As for the kids, they are central hub of this film’s activity. Kristi (Jessica Tyler Brown)has just started talking to her imaginary friend Toby (which reminds of Danny Torrance’s bud Tony) and her older sister Katie(Chloe Csengery) becomes concerned when Tony starts physically lashing out and locks her in the crawlspace at the back of the girl’s room. When Dennis sees something impossible captured on his camera, he starts to connect the dots between what’s happening to the girls and what’s showing up on video. Both young actresses do a dependable job of just being kids and reacting with authenticity to the more intense and frightening moments of the film. Refreshingly, PA3 is mostly devoid of gore and violence and those scenes where an unseen beastie ransacks the room and drags the girls’ around must have been a great bit of make believe to perform in front of cameras. This isn’t a kid’s film, but there’s no reason to think children were traumatized in the making of it.
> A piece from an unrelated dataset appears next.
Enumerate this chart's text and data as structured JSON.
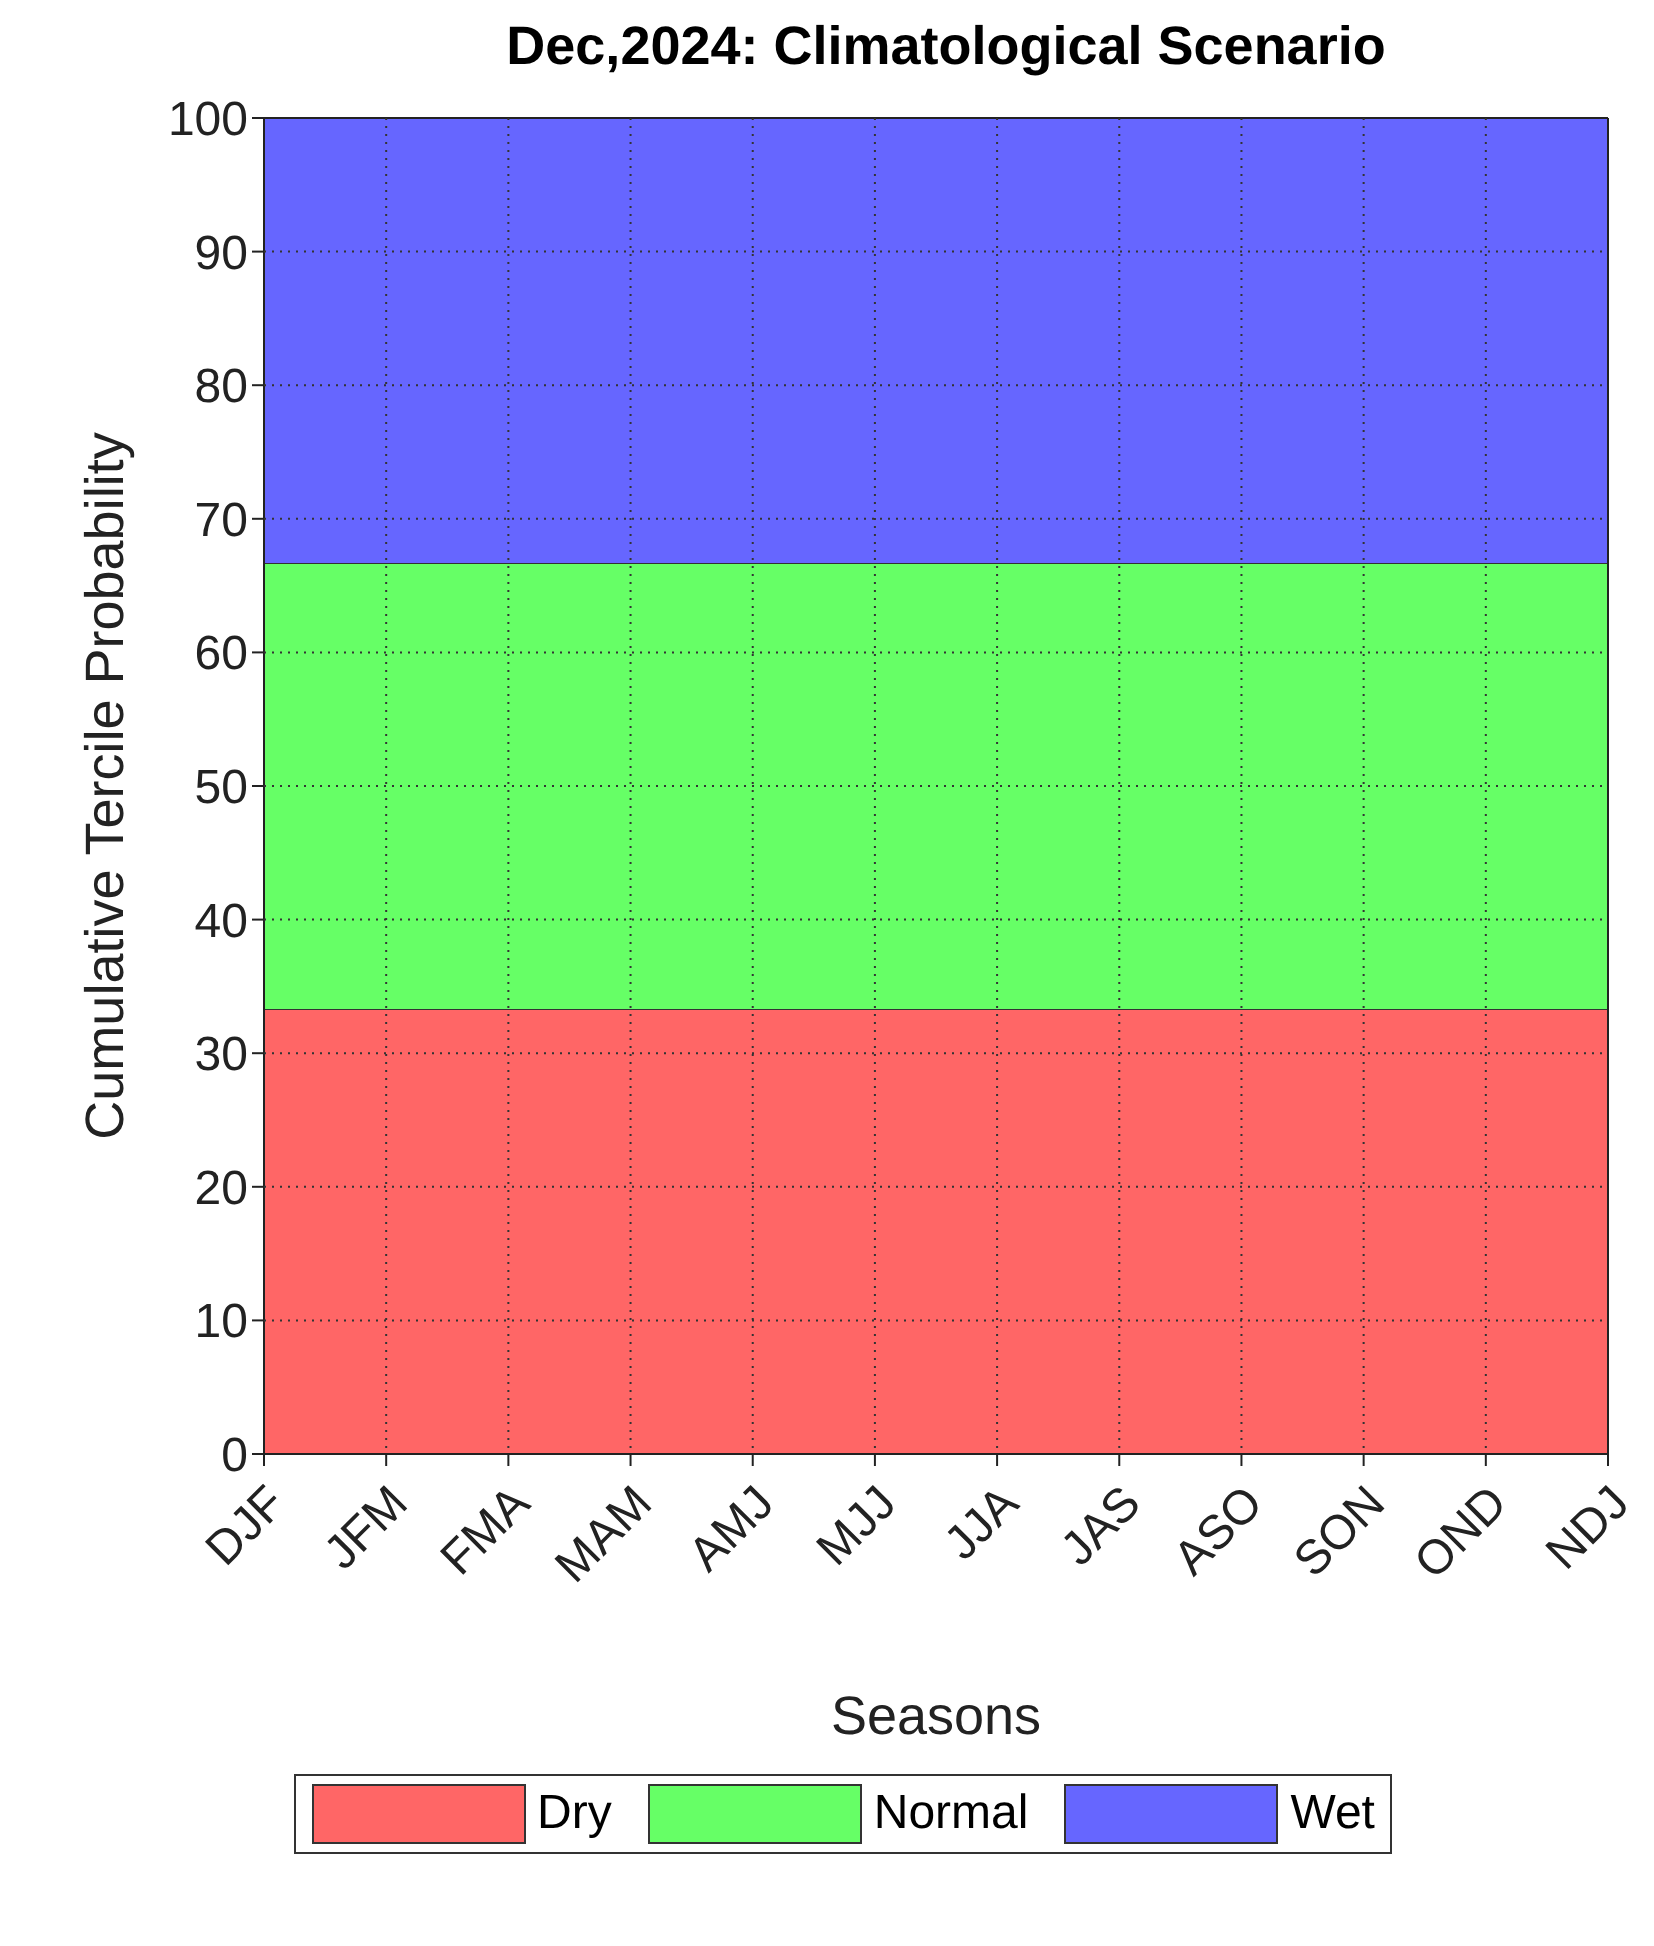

That change of perspective, from adult fears of invasion to a world of childlike imagination and nighttime bogeymen, is matched in the adjusted visual style. Now there are cameras directly in the action, most of the time at the eye level of a child, making everything more intimate and ultimately spookier because of it. The children’s room, with the phosphorescent fish tank bubbling calmly in the background, is a great set; one of comfort and refuge. When it is invaded the tension rises appropriately. I liked this aspect of the film, giving each room its own emotional identity. The rotating fan, which shows first one side of the house and then the other—between the dining room and the kitchen—sets up a visual game that plays like Where’s Waldo or Hidden Pictures, with the audience trying to take inventory of all new elements (or ones that have magically disappeared) before being routed back to the other frame.
There are two scenes with the camera fan—one involving vanishing kitchen equipment and the other featuring the babysitter and a pesky white sheet—that are perhaps the most exciting scares in the whole franchise. There’s a shivery, good natured jolt to them. The same is true of the Bloody Mary sequence, where Katie and Randy—Dennis’ video bud—play the grade school game in front of a mirror and get more than they bargained for. Sure, there are more visual effects at work here, but they are still treated with subtlety, trading up digital demons for seamless depictions of supernatural/invisible attack.
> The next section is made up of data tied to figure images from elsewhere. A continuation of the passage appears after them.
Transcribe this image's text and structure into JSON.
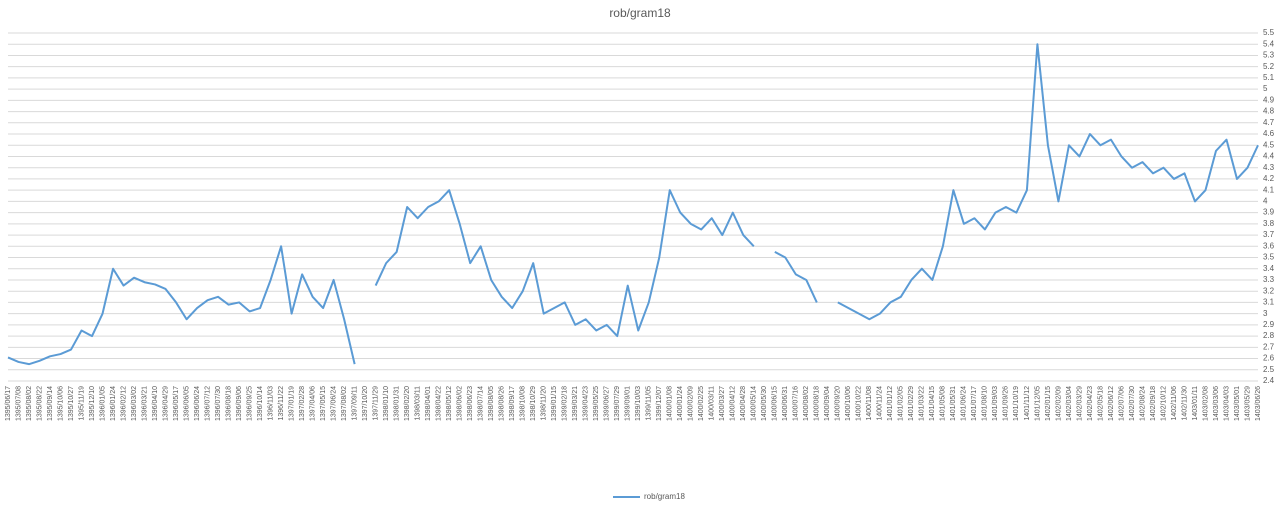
{
  "chart_data": {
    "type": "line",
    "title": "rob/gram18",
    "categories": [
      "1395/06/17",
      "1395/07/08",
      "1395/08/02",
      "1395/08/22",
      "1395/09/14",
      "1395/10/06",
      "1395/10/27",
      "1395/11/19",
      "1395/12/10",
      "1396/01/05",
      "1396/01/24",
      "1396/02/12",
      "1396/03/02",
      "1396/03/21",
      "1396/04/10",
      "1396/04/29",
      "1396/05/17",
      "1396/06/05",
      "1396/06/24",
      "1396/07/12",
      "1396/07/30",
      "1396/08/18",
      "1396/09/06",
      "1396/09/25",
      "1396/10/14",
      "1396/11/03",
      "1396/11/22",
      "1397/01/19",
      "1397/02/28",
      "1397/04/06",
      "1397/05/15",
      "1397/06/24",
      "1397/08/02",
      "1397/09/11",
      "1397/10/20",
      "1397/11/29",
      "1398/01/10",
      "1398/01/31",
      "1398/02/20",
      "1398/03/11",
      "1398/04/01",
      "1398/04/22",
      "1398/05/12",
      "1398/06/02",
      "1398/06/23",
      "1398/07/14",
      "1398/08/05",
      "1398/08/26",
      "1398/09/17",
      "1398/10/08",
      "1398/10/29",
      "1398/11/20",
      "1399/01/15",
      "1399/02/18",
      "1399/03/21",
      "1399/04/23",
      "1399/05/25",
      "1399/06/27",
      "1399/07/29",
      "1399/09/01",
      "1399/10/03",
      "1399/11/05",
      "1399/12/07",
      "1400/01/08",
      "1400/01/24",
      "1400/02/09",
      "1400/02/25",
      "1400/03/11",
      "1400/03/27",
      "1400/04/12",
      "1400/04/28",
      "1400/05/14",
      "1400/05/30",
      "1400/06/15",
      "1400/06/31",
      "1400/07/16",
      "1400/08/02",
      "1400/08/18",
      "1400/09/04",
      "1400/09/20",
      "1400/10/06",
      "1400/10/22",
      "1400/11/08",
      "1400/11/24",
      "1401/01/12",
      "1401/02/05",
      "1401/02/29",
      "1401/03/22",
      "1401/04/15",
      "1401/05/08",
      "1401/05/31",
      "1401/06/24",
      "1401/07/17",
      "1401/08/10",
      "1401/09/03",
      "1401/09/26",
      "1401/10/19",
      "1401/11/12",
      "1401/12/05",
      "1402/01/15",
      "1402/02/09",
      "1402/03/04",
      "1402/03/29",
      "1402/04/23",
      "1402/05/18",
      "1402/06/12",
      "1402/07/06",
      "1402/07/30",
      "1402/08/24",
      "1402/09/18",
      "1402/10/12",
      "1402/11/06",
      "1402/11/30",
      "1403/01/11",
      "1403/02/08",
      "1403/03/06",
      "1403/04/03",
      "1403/05/01",
      "1403/05/29",
      "1403/06/26"
    ],
    "series": [
      {
        "name": "rob/gram18",
        "color": "#5b9bd5",
        "values": [
          2.61,
          2.57,
          2.55,
          2.58,
          2.62,
          2.64,
          2.68,
          2.85,
          2.8,
          3.0,
          3.4,
          3.25,
          3.32,
          3.28,
          3.26,
          3.22,
          3.1,
          2.95,
          3.05,
          3.12,
          3.15,
          3.08,
          3.1,
          3.02,
          3.05,
          3.3,
          3.6,
          3.0,
          3.35,
          3.15,
          3.05,
          3.3,
          2.95,
          2.55,
          null,
          3.25,
          3.45,
          3.55,
          3.95,
          3.85,
          3.95,
          4.0,
          4.1,
          3.8,
          3.45,
          3.6,
          3.3,
          3.15,
          3.05,
          3.2,
          3.45,
          3.0,
          3.05,
          3.1,
          2.9,
          2.95,
          2.85,
          2.9,
          2.8,
          3.25,
          2.85,
          3.1,
          3.5,
          4.1,
          3.9,
          3.8,
          3.75,
          3.85,
          3.7,
          3.9,
          3.7,
          3.6,
          null,
          3.55,
          3.5,
          3.35,
          3.3,
          3.1,
          null,
          3.1,
          3.05,
          3.0,
          2.95,
          3.0,
          3.1,
          3.15,
          3.3,
          3.4,
          3.3,
          3.6,
          4.1,
          3.8,
          3.85,
          3.75,
          3.9,
          3.95,
          3.9,
          4.1,
          5.4,
          4.5,
          4.0,
          4.5,
          4.4,
          4.6,
          4.5,
          4.55,
          4.4,
          4.3,
          4.35,
          4.25,
          4.3,
          4.2,
          4.25,
          4.0,
          4.1,
          4.45,
          4.55,
          4.2,
          4.3,
          4.5
        ]
      }
    ],
    "ylim": [
      2.4,
      5.5
    ],
    "yticks": [
      2.4,
      2.5,
      2.6,
      2.7,
      2.8,
      2.9,
      3,
      3.1,
      3.2,
      3.3,
      3.4,
      3.5,
      3.6,
      3.7,
      3.8,
      3.9,
      4,
      4.1,
      4.2,
      4.3,
      4.4,
      4.5,
      4.6,
      4.7,
      4.8,
      4.9,
      5,
      5.1,
      5.2,
      5.3,
      5.4,
      5.5
    ],
    "grid": true,
    "legend": "bottom"
  }
}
I enjoyed Paranormal Activity 3 as a kind of haunted funhouse. It involves many false scares in the early going, and then many more legitimate ones—still cheap– as it goes along. The story and the concept are secondary to the boogedy-boo atmosphere that Joost and Schuman have cultivated, and they take delight in the fact they get to play around with the structure of the faux documentary. One of the best things they bring to the table is the ability to share multiple perspective shifts when the camera footage changes. In PA2 we saw more of the house, but no more of the action. Here, we get more traditional cutting between action happening simultaneously, that improves the flow of the picture and brings the creepy earlier and more often. This is about as effective as this sort of thing can be done, and even if I’m not much a fan of this found footage genre, I can attest that the duo wring it for all the suspense they can.
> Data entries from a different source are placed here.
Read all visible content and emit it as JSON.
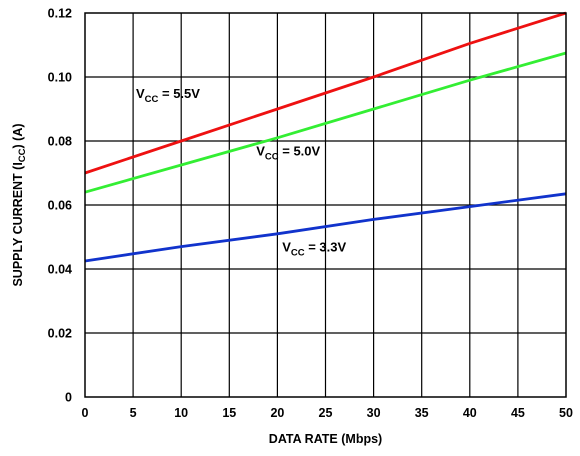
{
  "chart_data": {
    "type": "line",
    "xlabel": "DATA RATE (Mbps)",
    "ylabel": {
      "prefix": "SUPPLY CURRENT (I",
      "sub": "CC",
      "suffix": ") (A)"
    },
    "xlim": [
      0,
      50
    ],
    "ylim": [
      0,
      0.12
    ],
    "x_ticks": [
      "0",
      "5",
      "10",
      "15",
      "20",
      "25",
      "30",
      "35",
      "40",
      "45",
      "50"
    ],
    "y_ticks": [
      "0",
      "0.02",
      "0.04",
      "0.06",
      "0.08",
      "0.10",
      "0.12"
    ],
    "grid": true,
    "legend": "none (inline labels)",
    "series": [
      {
        "name": "VCC = 5.5V",
        "label_parts": {
          "main": "V",
          "sub": "CC",
          "rest": " = 5.5V"
        },
        "color": "#ee1111",
        "x": [
          0,
          10,
          20,
          30,
          40,
          50
        ],
        "y": [
          0.07,
          0.08,
          0.09,
          0.1,
          0.1105,
          0.12
        ]
      },
      {
        "name": "VCC = 5.0V",
        "label_parts": {
          "main": "V",
          "sub": "CC",
          "rest": " = 5.0V"
        },
        "color": "#33ee33",
        "x": [
          0,
          10,
          20,
          30,
          40,
          50
        ],
        "y": [
          0.064,
          0.0725,
          0.081,
          0.09,
          0.099,
          0.1075
        ]
      },
      {
        "name": "VCC = 3.3V",
        "label_parts": {
          "main": "V",
          "sub": "CC",
          "rest": " = 3.3V"
        },
        "color": "#1133cc",
        "x": [
          0,
          10,
          20,
          30,
          40,
          50
        ],
        "y": [
          0.0425,
          0.047,
          0.051,
          0.0555,
          0.0595,
          0.0635
        ]
      }
    ]
  }
}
In the end, the story here isn’t very good and it’s been cobbled and cribbed from other sources. The last third, which does an acceptable job of informing the creature’s actions in the previous films, moves towards a more traditional horror flick, and reminded me most of last year’s The Last Exorcism. That film was, until its own wrong-headed twist, a better, more thoughtful and atmospheric ‘found footage’ exercise. It cared about its characters and the situation they found themselves in. Paranormal Activity isn’t that concerned with issues of narrative and character, and uses them to furnish the walls of its spook show. I can accept that, and to an extent, appreciate it. Then again, by the time the kitchen furniture starts betraying gravity, you aren’t likely to be thinking about any of that anyway.